THE 2020 PANDEMIC/POLITICAL CLUSTER$&*%/WILDFIRES VERSION:

“LIFE IS LIKE A BOX OF CHOCOLATES...BUT 2020 IS NOTHING BUT NUTS.”    
       A sign on a 2020 Halloween installation in Medina, Ohio, which features a life-size doll version of Forrest Gump on a park bench. A photo of the installation was included in an article on the Cleveland.com website posted in September 2020.


LEONARD NIMOY’S POIGNANT LAST TWEET:

“A life is like a garden. Perfect moments can be had, but not preserved, except in memory.”   
       Leonard Nimoy
       American actor and author, especially known for his portrayal of the Vulcan character Spock in the Star Trek TV series and movies
       Nimoy posted these moving words on his popular Twitter feed the night of February 22, 2015. It was his last tweet. Early that morning he was rushed to the hospital. A few days later he died, at age 83, from end-stage chronic obstructive pulmonary disease.
The letters “LLAP” at the end of the tweet were his shorthand initials for “Live long and prosper,” the popular catchphrase he used in many Star Trek episodes and films. Nimoy first spoke the line in the “Amok Time” episode of the original Star Trek series, aired on September 15, 1967, as Episode 1 of Season 2.

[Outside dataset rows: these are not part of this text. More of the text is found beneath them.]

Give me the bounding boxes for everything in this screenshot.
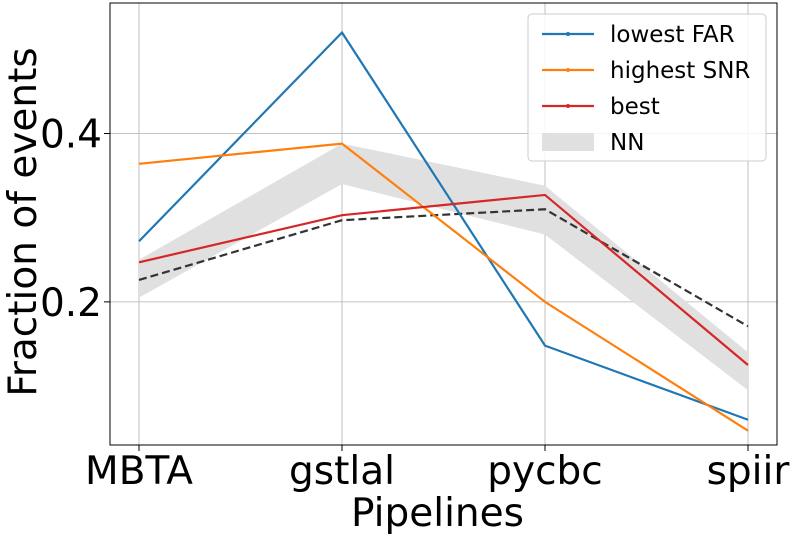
legend-label-lowest-far: lowest FAR bbox=[610, 22, 735, 48]
series-line-best bbox=[138, 193, 749, 366]
legend-box bbox=[527, 13, 767, 162]
legend-label-nn: NN bbox=[610, 130, 644, 156]
legend-swatch-nn bbox=[542, 133, 594, 151]
y-tick-label: 0.4 bbox=[40, 112, 102, 157]
legend-marker-best bbox=[566, 104, 570, 108]
x-tick-label: MBTA bbox=[85, 449, 193, 494]
legend-label-highest-snr: highest SNR bbox=[610, 58, 750, 84]
plot-area-frame bbox=[109, 2, 778, 446]
legend-marker-highest-snr bbox=[566, 68, 570, 72]
x-tick-label: gstlal bbox=[289, 449, 395, 494]
nn-band bbox=[139, 143, 748, 391]
legend-label-best: best bbox=[610, 94, 660, 120]
legend: lowest FAR highest SNR best NN bbox=[527, 13, 767, 162]
y-axis-title: Fraction of events bbox=[1, 47, 46, 396]
x-tick-label: pycbc bbox=[487, 449, 602, 494]
axis-ticks: MBTA gstlal pycbc spiir 0.2 0.4 bbox=[40, 112, 790, 494]
x-axis-title: Pipelines bbox=[351, 491, 524, 536]
x-tick-label: spiir bbox=[707, 449, 791, 494]
nn-band-layer bbox=[139, 143, 748, 391]
series-line-highest-snr bbox=[138, 142, 749, 432]
series-line-lowest-far bbox=[138, 30, 749, 421]
series-layer bbox=[138, 30, 749, 432]
legend-marker-lowest-far bbox=[566, 32, 570, 36]
series-line-dashed-reference bbox=[138, 208, 749, 328]
y-tick-label: 0.2 bbox=[40, 281, 102, 326]
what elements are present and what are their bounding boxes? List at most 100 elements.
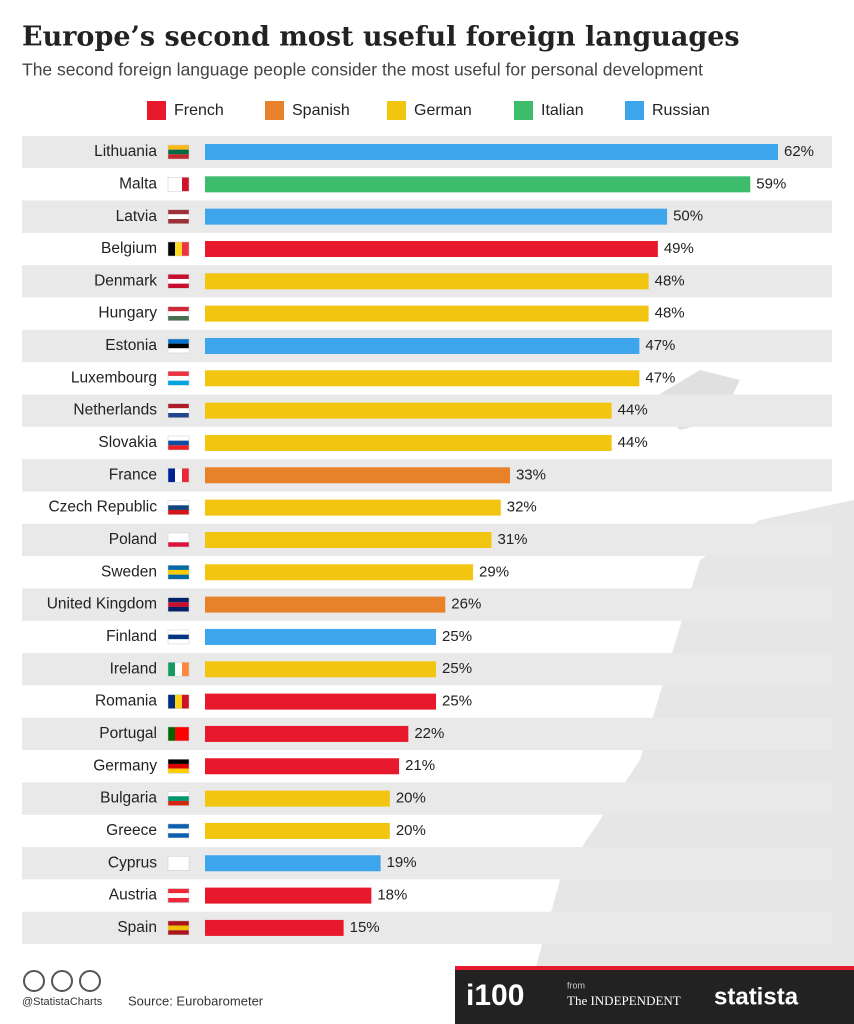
flag: [167, 209, 190, 224]
bar: [205, 273, 649, 290]
flag-stripe: [168, 930, 189, 935]
flag-stripe: [168, 823, 189, 829]
flag-stripe: [168, 315, 189, 321]
bar: [205, 337, 640, 354]
flag-border: [167, 371, 190, 386]
bar: [205, 467, 510, 484]
bar: [205, 725, 409, 742]
category-label: Slovakia: [98, 434, 157, 451]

BILL MAHER’S COUNTERQUOTE:

“Life is not like a box of chocolates. A box of chocolates is all good. I mean, it would be like a box of chocolates if there was a occasional turd.”  
       Bill Maher 
       American comedian and talk show host 
       A comment Maher made on an episode of his first major TV show
Politically Incorrect. (I watched that ep and wrote down the quip, but I forgot to note the date. The show originally aired from 1997 to 2002.)


THE WEREWOLF SUPERMODEL COUNTERQUOTE:

“Forrest Gump’s mother had a lot of catchy sayings. I never really understood any of them. Life is not like a box of chocolates. Life is more like a wad of gum stuck to the bottom of your favorite pair of shoes. The more you try to clean up the mess, the stickier it becomes.”  
      
Ronda Thompson (1955-2007) 
      
American novelist
       In her novel Confessions of a Werewolf Supermodel (2007)


THE CIGARETTE SMOKING MAN’S RANT:

“Life is like a box of chocolates. A cheap, thoughtless, perfunctory gift that nobody ever asks for. Unreturnable, because all you get back is another box of chocolates. So you’re stuck with this undefinable whipped mint crap that you mindlessly wolf down when there’s nothing else left to eat. Sure, once in a while there’s a peanut butter cup, or an English Toffee. But they’re gone too fast. The taste is fleeting. So you end up with nothing but broken bits filled with hardened jelly and teeth-shattering nuts. If you’re desperate enough to eat those, all you’ve got left is a — is an empty box, filled with useless brown paper wrappers.”
       The “Cigarette Smoking Man”
       The X-Files character played by actor William B. Davis
      
In a 1996 episode of the The X-Files TV series

 
TOM LEHRER’S VARIATION:

Life is like a sewer. What you get out of it depends on what you put into it.”  
       Tom Lehrer
      
American songwriter and satirist 
       Part of his spoken introduction to the song “We Will All Go Together When We Go,” on the album An Evening Wasted With Tom Lehrer (1953). The lyrics of the song include the line:
Life is like a sewer / And I'm trying to wade through her.”


NEHRU’S VARIATION:

“Life is like a game of cards. The hand that is dealt you represents determinism. The way you play it is free will.”
      
Jawaharlal Nehru (1889-1964)
       Prime Minister of India from 1947 to 1964
       This popular quote appears to have first been attributed to Nehru by Norman Cousins, editor of the Saturday Review, in a 1967 issue of that venerable periodical.